While plans are in the works, officials said it will be years before the viaduct is fixed.
"Right now, we have a billion dollars of projects in the queue somewhere," said Timothy Brennan, executive director of the Pioneer Valley Planning Commission. "We don't have a billion dollars."
Brennan said, as a conservative estimate, there will be around $400 million over the next twenty years for projects across the region.
On top of that, he told CBS 3 that a large sum of money will be dedicated to fixing the viaduct.
"It has over a $230 million price tag," said Brennan. "The hopeful timeline is that it gets advertised this month, awarded by the end of the calendar year and begin as early as the winter of 2015."
Brennan said on an expedited schedule, the project will be complete in three years.
Typically it would take six.
Jacques Jarrett lives in the city and drives over the viaduct on a daily basis.

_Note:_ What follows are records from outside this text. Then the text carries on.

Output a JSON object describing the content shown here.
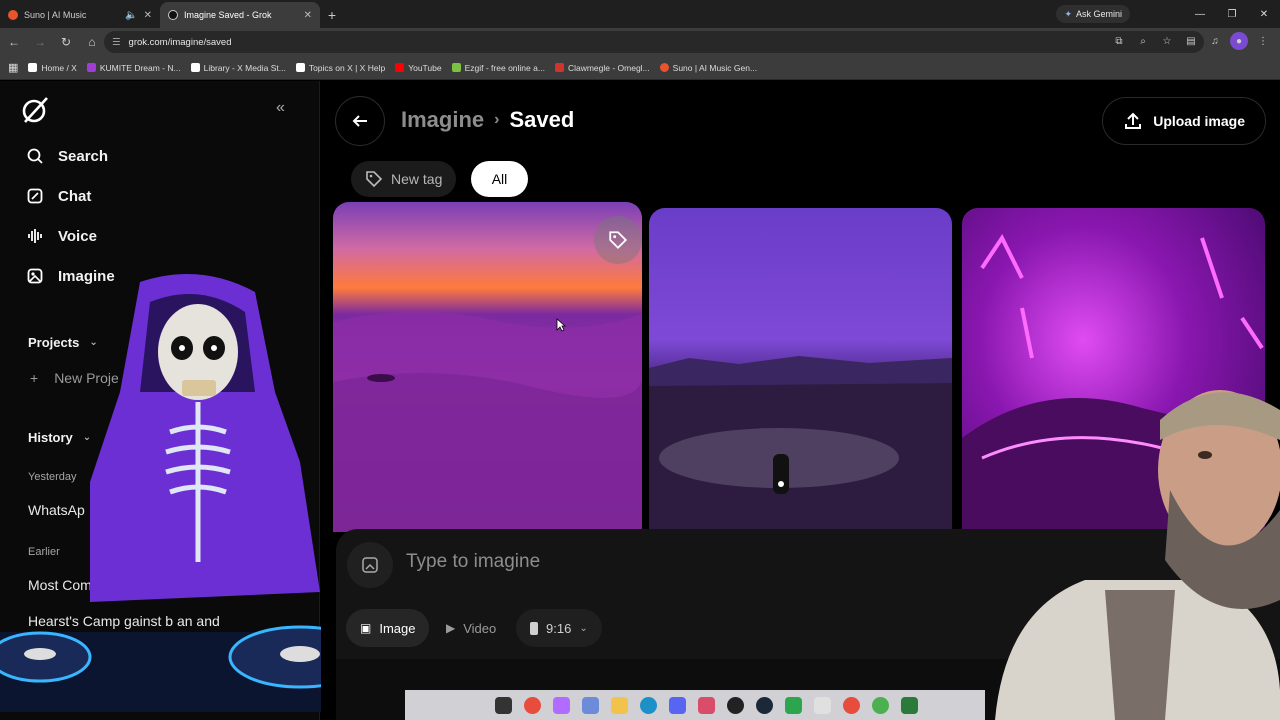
{
  "browser": {
    "tabs": [
      {
        "title": "Suno | AI Music",
        "active": false,
        "favicon_color": "#e8542b"
      },
      {
        "title": "Imagine Saved - Grok",
        "active": true,
        "favicon_color": "#dddddd"
      }
    ],
    "gemini_label": "Ask Gemini",
    "url": "grok.com/imagine/saved",
    "bookmarks": [
      {
        "label": "Home / X",
        "color": "#ffffff"
      },
      {
        "label": "KUMITE Dream - N...",
        "color": "#a13cd6"
      },
      {
        "label": "Library - X Media St...",
        "color": "#ffffff"
      },
      {
        "label": "Topics on X | X Help",
        "color": "#ffffff"
      },
      {
        "label": "YouTube",
        "color": "#ff0000"
      },
      {
        "label": "Ezgif - free online a...",
        "color": "#7cc142"
      },
      {
        "label": "Clawmegle - Omegl...",
        "color": "#d0342c"
      },
      {
        "label": "Suno | AI Music Gen...",
        "color": "#e8542b"
      }
    ]
  },
  "sidebar": {
    "nav": [
      {
        "label": "Search",
        "icon": "search-icon"
      },
      {
        "label": "Chat",
        "icon": "chat-icon"
      },
      {
        "label": "Voice",
        "icon": "voice-icon"
      },
      {
        "label": "Imagine",
        "icon": "imagine-icon"
      }
    ],
    "projects_label": "Projects",
    "new_project_label": "New Proje",
    "history_label": "History",
    "yesterday_label": "Yesterday",
    "yesterday_items": [
      "WhatsAp"
    ],
    "earlier_label": "Earlier",
    "earlier_items": [
      "Most Comple          s: I    s vs Othe",
      "Hearst's Camp       gainst b    an and"
    ]
  },
  "main": {
    "breadcrumb_parent": "Imagine",
    "breadcrumb_sep": "›",
    "breadcrumb_current": "Saved",
    "upload_label": "Upload image",
    "new_tag_label": "New tag",
    "all_label": "All",
    "composer_placeholder": "Type to imagine",
    "mode_image": "Image",
    "mode_video": "Video",
    "aspect_ratio": "9:16"
  },
  "colors": {
    "accent": "#ffffff",
    "background": "#000000",
    "panel": "#141414"
  }
}
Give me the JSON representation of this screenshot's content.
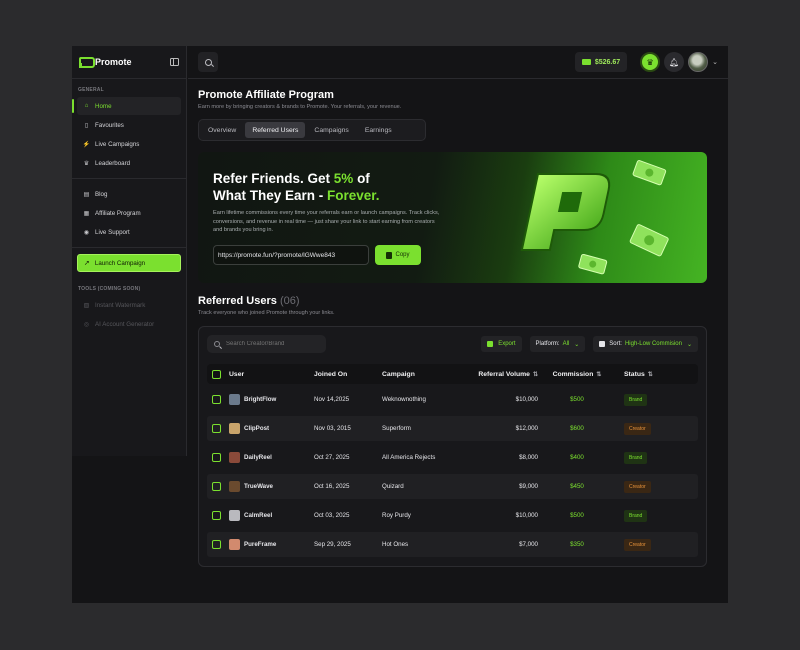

When he hears three years, one thing comes to mind.
"Time," said Jarrett. "Time that is spent in traffic around 5 p.m., when it's time to go home."
The falling debris has led to an uptick in business for Century Parking.
Their lot is located right across the street from the Hampden County Hall of Justice.
"Because of all of the issues they've been having with it, parking underneath I-91, we're receiving all of the overflow from that," said Nicholas Gove, a parking attendant at the lot. "So all of the jury pool parking, they all come over here in the morning."
Brennan said the department of transportation has pledged to have the viaduct work have as little impact as possible, but he knows not everyone will be happy.
"There's just things you can't overcome," said Brennan. "We've got to shut some ramps down to work on them. There's no two ways about it."
Western Massachusetts residents have until this Friday, Sept. 5, to fill out a survey, that will help the commission set new criteria for how future money will be spent.
Brennan said the survey is quite different from the last one done in the early 2000s.